A TV advertisement which will begin airing nationally today features research from The Australia Institute into the government’s $65 billion dollar company tax cuts plan.
Building on research showing a lack of evidence that company tax cuts promote either jobs or growth the advertisement identifies the likelihood that the gift to the corporate sector will come at the expense of infrastructure and community services.
The Australia Institute is also releasing new polling today which shows 58% oppose the government plan, while just 25% support cutting the tax rate for large companies. In fact when asked if company tax rates should go up or down more people supported increasing the company tax rate than decreasing it.
65% said, dollar for dollar, funding public services is a better way to support employment and economic growth. The sentiment cut across political lines, including a majority of Coalition voters:
Figure 3: Dollar for dollar, what is a better way to promote jobs and growth?
Nationally representative sample by gender, age, state and territory of 1,417 Australians surveyed between 5th and 7th of December 2017
“The economic case for company tax cuts is poor. Research shows that a there is no correlation between lower company tax rates, employment or economic growth,” Executive Director for The Australia Institute, Ben Oquist said.
“A multi-billion dollar company tax cut represents an enormous hit to the budget, and it has to come from somewhere.

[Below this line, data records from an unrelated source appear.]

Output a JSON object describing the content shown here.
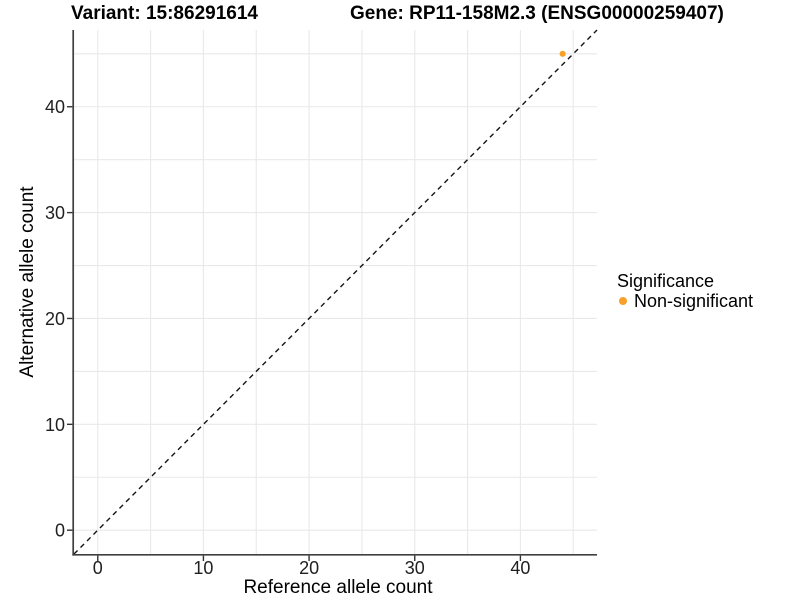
{
  "chart_data": {
    "type": "scatter",
    "title_left": "Variant: 15:86291614",
    "title_right": "Gene: RP11-158M2.3 (ENSG00000259407)",
    "xlabel": "Reference allele count",
    "ylabel": "Alternative allele count",
    "xlim": [
      -2.25,
      47.25
    ],
    "ylim": [
      -2.25,
      47.25
    ],
    "xticks": [
      0,
      10,
      20,
      30,
      40
    ],
    "yticks": [
      0,
      10,
      20,
      30,
      40
    ],
    "grid": {
      "visible": true,
      "step": 5,
      "min": 0,
      "max": 45,
      "color": "#E9E9E9"
    },
    "reference_line": {
      "label": "y = x",
      "slope": 1,
      "intercept": 0,
      "style": "dashed",
      "color": "#141414"
    },
    "series": [
      {
        "name": "Non-significant",
        "color": "#F8A029",
        "points": [
          {
            "x": 44,
            "y": 45
          }
        ]
      }
    ],
    "legend": {
      "title": "Significance",
      "position": "right",
      "items": [
        {
          "label": "Non-significant",
          "color": "#F8A029"
        }
      ]
    },
    "axis_color": "#404040",
    "tick_color": "#333333",
    "text_color": "#000000"
  }
}
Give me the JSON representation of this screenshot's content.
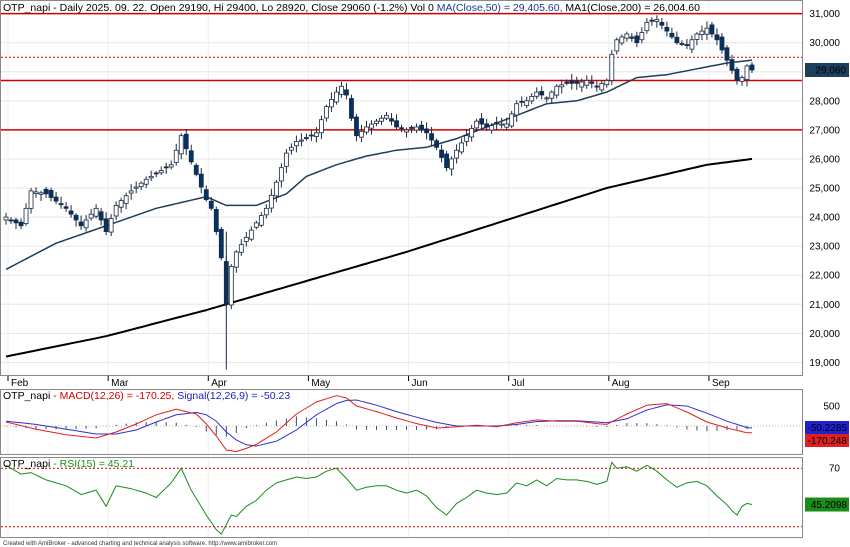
{
  "chart_data": [
    {
      "type": "candlestick",
      "header": {
        "symbol": "OTP_napi",
        "text": " - Daily 2025. 09. 22. Open 29190, Hi 29400, Lo 28920, Close 29060 (-1.2%) Vol 0",
        "ma50": " MA(Close,50) = 29,405.60,",
        "ma200": " MA1(Close,200) = 26,004.60"
      },
      "y_ticks": [
        "31,000",
        "30,000",
        "29,000",
        "28,000",
        "27,000",
        "26,000",
        "25,000",
        "24,000",
        "23,000",
        "22,000",
        "21,000",
        "20,000",
        "19,000"
      ],
      "y_tick_values": [
        31000,
        30000,
        29000,
        28000,
        27000,
        26000,
        25000,
        24000,
        23000,
        22000,
        21000,
        20000,
        19000
      ],
      "ylim": [
        18600,
        31400
      ],
      "x_ticks": [
        {
          "label": "Feb",
          "index": 0
        },
        {
          "label": "Mar",
          "index": 20
        },
        {
          "label": "Apr",
          "index": 40
        },
        {
          "label": "May",
          "index": 60
        },
        {
          "label": "Jun",
          "index": 80
        },
        {
          "label": "Jul",
          "index": 100
        },
        {
          "label": "Aug",
          "index": 120
        },
        {
          "label": "Sep",
          "index": 140
        }
      ],
      "last_price_label": "29,060",
      "last_price": 29060,
      "horizontal_lines": [
        31000,
        28700,
        27000
      ],
      "dotted_line": 29500,
      "candles_desc": "approximate daily OHLC keypoints (index, close)",
      "close_path": [
        [
          0,
          24000
        ],
        [
          3,
          23700
        ],
        [
          5,
          24900
        ],
        [
          8,
          24800
        ],
        [
          12,
          24300
        ],
        [
          15,
          23700
        ],
        [
          18,
          24300
        ],
        [
          20,
          23500
        ],
        [
          22,
          24400
        ],
        [
          25,
          24900
        ],
        [
          28,
          25300
        ],
        [
          30,
          25500
        ],
        [
          33,
          25800
        ],
        [
          35,
          26800
        ],
        [
          37,
          25900
        ],
        [
          40,
          24600
        ],
        [
          41,
          24300
        ],
        [
          42,
          23500
        ],
        [
          43,
          22600
        ],
        [
          44,
          21000
        ],
        [
          45,
          22300
        ],
        [
          46,
          22800
        ],
        [
          48,
          23300
        ],
        [
          50,
          23800
        ],
        [
          52,
          24300
        ],
        [
          54,
          25200
        ],
        [
          56,
          26200
        ],
        [
          58,
          26600
        ],
        [
          60,
          26700
        ],
        [
          62,
          26900
        ],
        [
          64,
          27800
        ],
        [
          66,
          28300
        ],
        [
          67,
          28500
        ],
        [
          68,
          28200
        ],
        [
          69,
          27400
        ],
        [
          70,
          26800
        ],
        [
          72,
          27100
        ],
        [
          74,
          27300
        ],
        [
          76,
          27500
        ],
        [
          78,
          27100
        ],
        [
          80,
          27000
        ],
        [
          82,
          27100
        ],
        [
          84,
          26900
        ],
        [
          86,
          26400
        ],
        [
          88,
          25700
        ],
        [
          90,
          26300
        ],
        [
          92,
          26800
        ],
        [
          94,
          27300
        ],
        [
          96,
          27100
        ],
        [
          98,
          27200
        ],
        [
          100,
          27200
        ],
        [
          102,
          27900
        ],
        [
          104,
          28000
        ],
        [
          106,
          28300
        ],
        [
          108,
          28100
        ],
        [
          110,
          28500
        ],
        [
          112,
          28600
        ],
        [
          114,
          28600
        ],
        [
          116,
          28700
        ],
        [
          118,
          28500
        ],
        [
          120,
          28700
        ],
        [
          121,
          29600
        ],
        [
          122,
          30100
        ],
        [
          124,
          30300
        ],
        [
          126,
          30000
        ],
        [
          128,
          30700
        ],
        [
          130,
          30800
        ],
        [
          132,
          30400
        ],
        [
          134,
          30000
        ],
        [
          136,
          29900
        ],
        [
          138,
          30300
        ],
        [
          140,
          30500
        ],
        [
          142,
          30100
        ],
        [
          144,
          29400
        ],
        [
          146,
          28700
        ],
        [
          147,
          28800
        ],
        [
          148,
          29200
        ],
        [
          149,
          29060
        ]
      ],
      "ma50_path": [
        [
          0,
          22200
        ],
        [
          10,
          23100
        ],
        [
          20,
          23700
        ],
        [
          30,
          24300
        ],
        [
          40,
          24700
        ],
        [
          44,
          24400
        ],
        [
          50,
          24400
        ],
        [
          56,
          24800
        ],
        [
          60,
          25400
        ],
        [
          66,
          25800
        ],
        [
          72,
          26100
        ],
        [
          78,
          26300
        ],
        [
          84,
          26400
        ],
        [
          90,
          26700
        ],
        [
          96,
          27100
        ],
        [
          102,
          27500
        ],
        [
          108,
          27900
        ],
        [
          114,
          28000
        ],
        [
          120,
          28300
        ],
        [
          126,
          28800
        ],
        [
          132,
          28900
        ],
        [
          138,
          29100
        ],
        [
          144,
          29300
        ],
        [
          149,
          29400
        ]
      ],
      "ma200_path": [
        [
          0,
          19200
        ],
        [
          20,
          19900
        ],
        [
          40,
          20800
        ],
        [
          60,
          21800
        ],
        [
          80,
          22800
        ],
        [
          100,
          23900
        ],
        [
          120,
          25000
        ],
        [
          140,
          25800
        ],
        [
          149,
          26000
        ]
      ]
    },
    {
      "type": "line",
      "header": {
        "symbol": "OTP_napi",
        "macd_label": " - MACD(12,26) = -170.25,",
        "signal_label": " Signal(12,26,9) = -50.23"
      },
      "y_ticks": [
        "500"
      ],
      "y_tick_values": [
        500
      ],
      "ylim": [
        -700,
        900
      ],
      "signal_box": "-50.2285",
      "macd_box": "-170.248",
      "series": [
        {
          "name": "MACD(12,26)",
          "values_path": [
            [
              0,
              100
            ],
            [
              6,
              -80
            ],
            [
              12,
              -220
            ],
            [
              18,
              -300
            ],
            [
              22,
              -150
            ],
            [
              26,
              50
            ],
            [
              30,
              280
            ],
            [
              34,
              420
            ],
            [
              38,
              300
            ],
            [
              40,
              50
            ],
            [
              42,
              -250
            ],
            [
              44,
              -600
            ],
            [
              46,
              -640
            ],
            [
              48,
              -560
            ],
            [
              50,
              -460
            ],
            [
              54,
              -150
            ],
            [
              58,
              300
            ],
            [
              62,
              600
            ],
            [
              66,
              760
            ],
            [
              68,
              700
            ],
            [
              70,
              500
            ],
            [
              74,
              360
            ],
            [
              78,
              200
            ],
            [
              82,
              60
            ],
            [
              86,
              -50
            ],
            [
              90,
              -20
            ],
            [
              94,
              20
            ],
            [
              98,
              -20
            ],
            [
              102,
              80
            ],
            [
              106,
              150
            ],
            [
              110,
              120
            ],
            [
              114,
              120
            ],
            [
              118,
              60
            ],
            [
              120,
              40
            ],
            [
              124,
              300
            ],
            [
              128,
              520
            ],
            [
              132,
              560
            ],
            [
              136,
              350
            ],
            [
              140,
              100
            ],
            [
              144,
              -50
            ],
            [
              148,
              -170
            ],
            [
              149,
              -170
            ]
          ]
        },
        {
          "name": "Signal(12,26,9)",
          "values_path": [
            [
              0,
              120
            ],
            [
              6,
              40
            ],
            [
              12,
              -80
            ],
            [
              18,
              -200
            ],
            [
              22,
              -200
            ],
            [
              26,
              -100
            ],
            [
              30,
              100
            ],
            [
              34,
              280
            ],
            [
              38,
              340
            ],
            [
              40,
              280
            ],
            [
              42,
              120
            ],
            [
              44,
              -150
            ],
            [
              46,
              -350
            ],
            [
              48,
              -470
            ],
            [
              50,
              -500
            ],
            [
              54,
              -380
            ],
            [
              58,
              -100
            ],
            [
              62,
              280
            ],
            [
              66,
              560
            ],
            [
              68,
              640
            ],
            [
              70,
              650
            ],
            [
              74,
              520
            ],
            [
              78,
              360
            ],
            [
              82,
              220
            ],
            [
              86,
              90
            ],
            [
              90,
              0
            ],
            [
              94,
              0
            ],
            [
              98,
              0
            ],
            [
              102,
              40
            ],
            [
              106,
              110
            ],
            [
              110,
              130
            ],
            [
              114,
              130
            ],
            [
              118,
              100
            ],
            [
              120,
              80
            ],
            [
              124,
              180
            ],
            [
              128,
              400
            ],
            [
              132,
              530
            ],
            [
              136,
              500
            ],
            [
              140,
              320
            ],
            [
              144,
              120
            ],
            [
              148,
              -40
            ],
            [
              149,
              -50
            ]
          ]
        }
      ]
    },
    {
      "type": "line",
      "header": {
        "symbol": "OTP_napi",
        "rsi_label": " - RSI(15) = 45.21"
      },
      "y_ticks": [
        "70"
      ],
      "y_tick_values": [
        70
      ],
      "ylim": [
        23,
        77
      ],
      "rsi_box": "45.2098",
      "series": [
        {
          "name": "RSI(15)",
          "values_path": [
            [
              0,
              72
            ],
            [
              3,
              66
            ],
            [
              5,
              67
            ],
            [
              8,
              62
            ],
            [
              12,
              58
            ],
            [
              15,
              52
            ],
            [
              18,
              55
            ],
            [
              20,
              44
            ],
            [
              22,
              58
            ],
            [
              25,
              56
            ],
            [
              28,
              53
            ],
            [
              30,
              50
            ],
            [
              33,
              60
            ],
            [
              35,
              70
            ],
            [
              37,
              55
            ],
            [
              40,
              38
            ],
            [
              42,
              28
            ],
            [
              43,
              25
            ],
            [
              45,
              38
            ],
            [
              46,
              37
            ],
            [
              48,
              44
            ],
            [
              50,
              48
            ],
            [
              52,
              55
            ],
            [
              54,
              60
            ],
            [
              56,
              62
            ],
            [
              58,
              64
            ],
            [
              60,
              63
            ],
            [
              62,
              64
            ],
            [
              64,
              68
            ],
            [
              66,
              70
            ],
            [
              68,
              63
            ],
            [
              70,
              55
            ],
            [
              72,
              57
            ],
            [
              74,
              58
            ],
            [
              76,
              58
            ],
            [
              78,
              55
            ],
            [
              80,
              53
            ],
            [
              82,
              55
            ],
            [
              84,
              51
            ],
            [
              86,
              43
            ],
            [
              88,
              38
            ],
            [
              90,
              46
            ],
            [
              92,
              50
            ],
            [
              94,
              55
            ],
            [
              96,
              53
            ],
            [
              98,
              52
            ],
            [
              100,
              53
            ],
            [
              102,
              60
            ],
            [
              104,
              58
            ],
            [
              106,
              62
            ],
            [
              108,
              58
            ],
            [
              110,
              63
            ],
            [
              112,
              62
            ],
            [
              114,
              62
            ],
            [
              116,
              61
            ],
            [
              118,
              59
            ],
            [
              120,
              61
            ],
            [
              121,
              74
            ],
            [
              122,
              70
            ],
            [
              124,
              71
            ],
            [
              126,
              68
            ],
            [
              128,
              72
            ],
            [
              130,
              68
            ],
            [
              132,
              62
            ],
            [
              134,
              57
            ],
            [
              136,
              60
            ],
            [
              138,
              61
            ],
            [
              140,
              58
            ],
            [
              142,
              51
            ],
            [
              144,
              45
            ],
            [
              145,
              41
            ],
            [
              146,
              38
            ],
            [
              147,
              44
            ],
            [
              148,
              46
            ],
            [
              149,
              45.2
            ]
          ]
        }
      ]
    }
  ],
  "footer": "Created with AmiBroker - advanced charting and technical analysis software. http://www.amibroker.com",
  "colors": {
    "candle_up": "#ffffff",
    "candle_down": "#003366",
    "ma50": "#1f3e5a",
    "ma200": "#000000",
    "hline": "#d00000",
    "dotted": "#d00000",
    "macd": "#e02020",
    "signal": "#3030d0",
    "rsi": "#1a8c1a",
    "hist": "#3d4e66"
  }
}
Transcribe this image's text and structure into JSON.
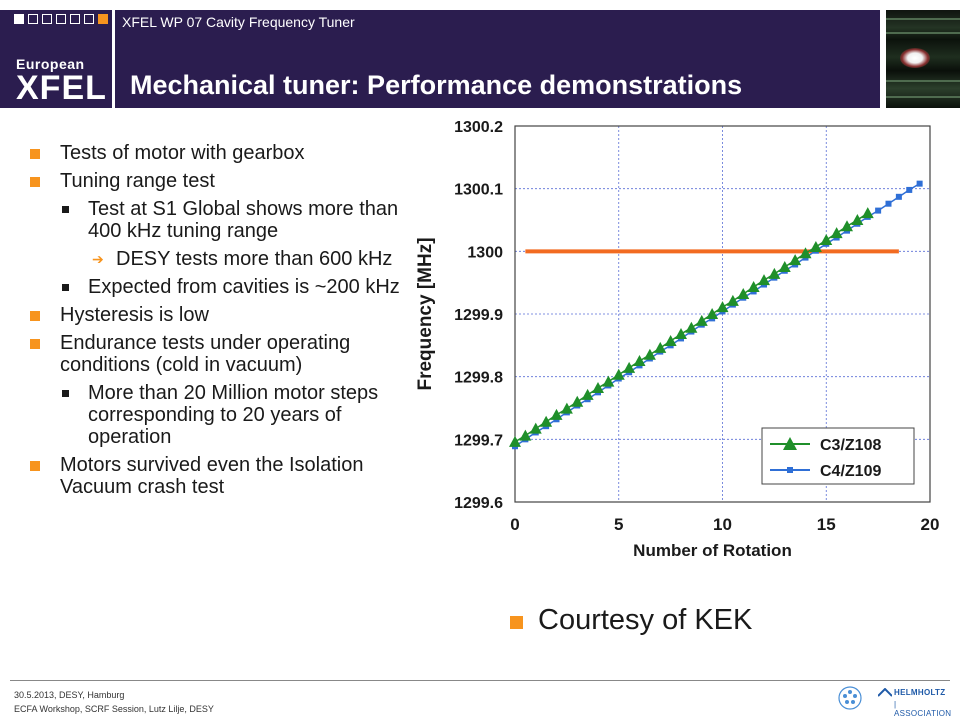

It means either racking up a much bigger deficit or cutting back on critical investments like education, hospitals and infrastructure or likely both.
“The polling continues to show that the politics of company tax cuts are almost as bad as the economics, with support in the Australian public for the government’s policy sinking to new lows,” Oquist said.
“A recent report by Senior Research Fellow at The Australia Institute, David Richardson, analysed data on tax rates from Australia and OECD countries, finding cutting company tax rates did not correlate with economic growth.
“The research did however find that OECD countries with lower company tax rates have lower standards of living, measured as purchasing power of GDP per capita, and that as corporate and company taxes have been lowered in other countries, there has been a rise in average unemployment rates and decline in wages and mixed income.